This work addresses the challenge of automatically generating executable smart contract code from natural-language business process descriptions using large language models (LLMs), with strict requirements on semantic consistency for process control, resource allocation, and data-driven conditions. Method: We propose an end-to-end code generation and verification pipeline spanning multiple LLM scales and architectures, coupled with the first automated evaluation framework tailored to smart contract functional properties—systematically assessing execution reliability on a large-scale process modeling dataset, moving beyond manual inspection or syntactic compilation checks. Contribution/Results: Experiments reveal that current LLMs fall significantly short of production-grade reliability in generated contracts. The study underscores the necessity of responsibility-aware integration—combining LLMs with formal verification tools and workflow engines. Our work establishes the first reproducible, multi-dimensional empirical benchmark for trustworthy AI-assisted smart contract development.

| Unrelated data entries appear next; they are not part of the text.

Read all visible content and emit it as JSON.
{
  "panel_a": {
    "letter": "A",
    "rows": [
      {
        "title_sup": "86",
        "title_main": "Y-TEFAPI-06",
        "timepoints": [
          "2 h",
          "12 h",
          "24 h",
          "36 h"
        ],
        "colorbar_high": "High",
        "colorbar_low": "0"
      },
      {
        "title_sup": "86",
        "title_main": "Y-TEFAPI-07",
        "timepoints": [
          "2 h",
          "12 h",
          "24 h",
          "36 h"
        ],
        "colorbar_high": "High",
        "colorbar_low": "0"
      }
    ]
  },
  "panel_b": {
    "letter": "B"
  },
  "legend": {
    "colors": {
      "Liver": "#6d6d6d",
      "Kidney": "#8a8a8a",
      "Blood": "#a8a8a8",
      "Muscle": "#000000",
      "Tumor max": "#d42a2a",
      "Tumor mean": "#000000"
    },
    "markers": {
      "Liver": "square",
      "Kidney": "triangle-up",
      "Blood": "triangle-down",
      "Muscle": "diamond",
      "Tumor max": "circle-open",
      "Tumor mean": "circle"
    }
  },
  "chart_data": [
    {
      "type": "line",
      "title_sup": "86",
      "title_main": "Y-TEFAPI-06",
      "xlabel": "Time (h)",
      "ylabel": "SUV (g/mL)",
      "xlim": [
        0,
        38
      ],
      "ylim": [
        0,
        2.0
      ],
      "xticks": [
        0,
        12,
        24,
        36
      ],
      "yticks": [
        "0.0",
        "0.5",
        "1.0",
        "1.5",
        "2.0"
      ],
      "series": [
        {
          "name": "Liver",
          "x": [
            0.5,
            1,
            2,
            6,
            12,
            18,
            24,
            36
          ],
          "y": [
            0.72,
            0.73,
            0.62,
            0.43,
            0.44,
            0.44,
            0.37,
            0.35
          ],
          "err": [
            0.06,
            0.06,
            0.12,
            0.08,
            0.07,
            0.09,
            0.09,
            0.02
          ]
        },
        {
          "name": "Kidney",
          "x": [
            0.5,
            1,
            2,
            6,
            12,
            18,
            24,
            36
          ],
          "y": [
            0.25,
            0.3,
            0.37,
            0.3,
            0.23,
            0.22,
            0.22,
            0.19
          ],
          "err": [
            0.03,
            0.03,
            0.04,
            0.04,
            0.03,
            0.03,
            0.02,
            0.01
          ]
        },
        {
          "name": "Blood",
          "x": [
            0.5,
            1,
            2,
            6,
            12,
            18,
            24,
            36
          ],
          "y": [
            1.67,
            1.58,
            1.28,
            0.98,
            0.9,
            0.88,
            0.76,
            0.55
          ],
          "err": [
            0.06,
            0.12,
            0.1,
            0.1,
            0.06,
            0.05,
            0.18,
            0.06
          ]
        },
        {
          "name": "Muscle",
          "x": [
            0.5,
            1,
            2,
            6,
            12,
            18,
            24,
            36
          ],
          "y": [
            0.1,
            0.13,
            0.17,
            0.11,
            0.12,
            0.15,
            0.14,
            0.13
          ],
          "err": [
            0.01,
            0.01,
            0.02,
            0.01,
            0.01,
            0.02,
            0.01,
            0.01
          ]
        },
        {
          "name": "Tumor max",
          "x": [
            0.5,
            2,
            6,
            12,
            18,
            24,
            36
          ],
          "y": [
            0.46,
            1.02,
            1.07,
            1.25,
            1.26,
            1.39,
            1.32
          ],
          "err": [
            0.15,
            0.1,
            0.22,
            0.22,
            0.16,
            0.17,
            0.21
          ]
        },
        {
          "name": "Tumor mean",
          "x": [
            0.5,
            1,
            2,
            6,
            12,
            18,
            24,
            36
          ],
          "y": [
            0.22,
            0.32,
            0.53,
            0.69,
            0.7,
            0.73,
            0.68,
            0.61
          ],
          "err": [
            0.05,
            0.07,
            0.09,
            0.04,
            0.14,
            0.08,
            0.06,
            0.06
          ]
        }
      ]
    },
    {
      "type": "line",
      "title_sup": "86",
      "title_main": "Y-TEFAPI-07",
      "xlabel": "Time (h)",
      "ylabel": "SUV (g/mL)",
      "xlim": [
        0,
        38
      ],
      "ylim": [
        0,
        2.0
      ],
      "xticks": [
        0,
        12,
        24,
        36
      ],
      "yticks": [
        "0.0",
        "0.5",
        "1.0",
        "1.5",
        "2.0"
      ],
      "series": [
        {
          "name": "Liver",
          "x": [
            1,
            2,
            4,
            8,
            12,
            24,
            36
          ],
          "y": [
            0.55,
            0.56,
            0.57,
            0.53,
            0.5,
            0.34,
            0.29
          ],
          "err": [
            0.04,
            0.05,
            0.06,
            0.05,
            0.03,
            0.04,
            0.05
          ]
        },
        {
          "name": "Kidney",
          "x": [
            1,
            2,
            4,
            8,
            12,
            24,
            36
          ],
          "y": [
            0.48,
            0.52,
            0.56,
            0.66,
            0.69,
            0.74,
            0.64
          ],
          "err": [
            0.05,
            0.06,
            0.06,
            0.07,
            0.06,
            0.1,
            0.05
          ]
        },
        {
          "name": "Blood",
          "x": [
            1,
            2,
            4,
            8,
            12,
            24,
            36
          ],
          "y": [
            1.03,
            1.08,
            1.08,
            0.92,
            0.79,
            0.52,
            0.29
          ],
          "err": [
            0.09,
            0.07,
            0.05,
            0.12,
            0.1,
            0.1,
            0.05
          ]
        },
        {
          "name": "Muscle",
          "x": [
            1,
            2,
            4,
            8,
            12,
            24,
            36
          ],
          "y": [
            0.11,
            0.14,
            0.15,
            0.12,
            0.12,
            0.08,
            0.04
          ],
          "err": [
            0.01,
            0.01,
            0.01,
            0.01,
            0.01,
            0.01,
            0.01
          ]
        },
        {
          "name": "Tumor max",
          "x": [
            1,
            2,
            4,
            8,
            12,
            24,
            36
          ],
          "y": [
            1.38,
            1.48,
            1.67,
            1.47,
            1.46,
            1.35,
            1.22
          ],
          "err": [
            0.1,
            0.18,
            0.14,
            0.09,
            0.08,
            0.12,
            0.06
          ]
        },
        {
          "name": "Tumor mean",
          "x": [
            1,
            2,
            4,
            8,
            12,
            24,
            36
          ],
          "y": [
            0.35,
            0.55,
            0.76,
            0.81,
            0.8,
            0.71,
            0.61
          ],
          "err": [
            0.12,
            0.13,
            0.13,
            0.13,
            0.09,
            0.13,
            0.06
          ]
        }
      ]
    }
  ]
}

Large language models (LLMs) have changed the reality of how software is produced. Within the wider software engineering community, among many other purposes, they are explored for code generation use cases from different types of input. In this work, we present an exploratory study to investigate the use of LLMs for generating smart contract code from business process descriptions, an idea that has emerged in recent literature to overcome the limitations of traditional rule-based code generation approaches. However, current LLM-based work evaluates generated code on small samples, relying on manual inspection, or testing whether code compiles but ignoring correct execution. With this work, we introduce an automated evaluation framework and provide empirical data from larger data sets of process models. We test LLMs of different types and sizes in their capabilities of achieving important properties of process execution, including enforcing process flow, resource allocation, and data-based conditions. Our results show that LLM performance falls short of the perfect reliability required for smart contract development. We suggest future work to explore responsible LLM integrations in existing tools for code generation to ensure more reliable output. Our benchmarking framework can serve as a foundation for developing and evaluating such integrations.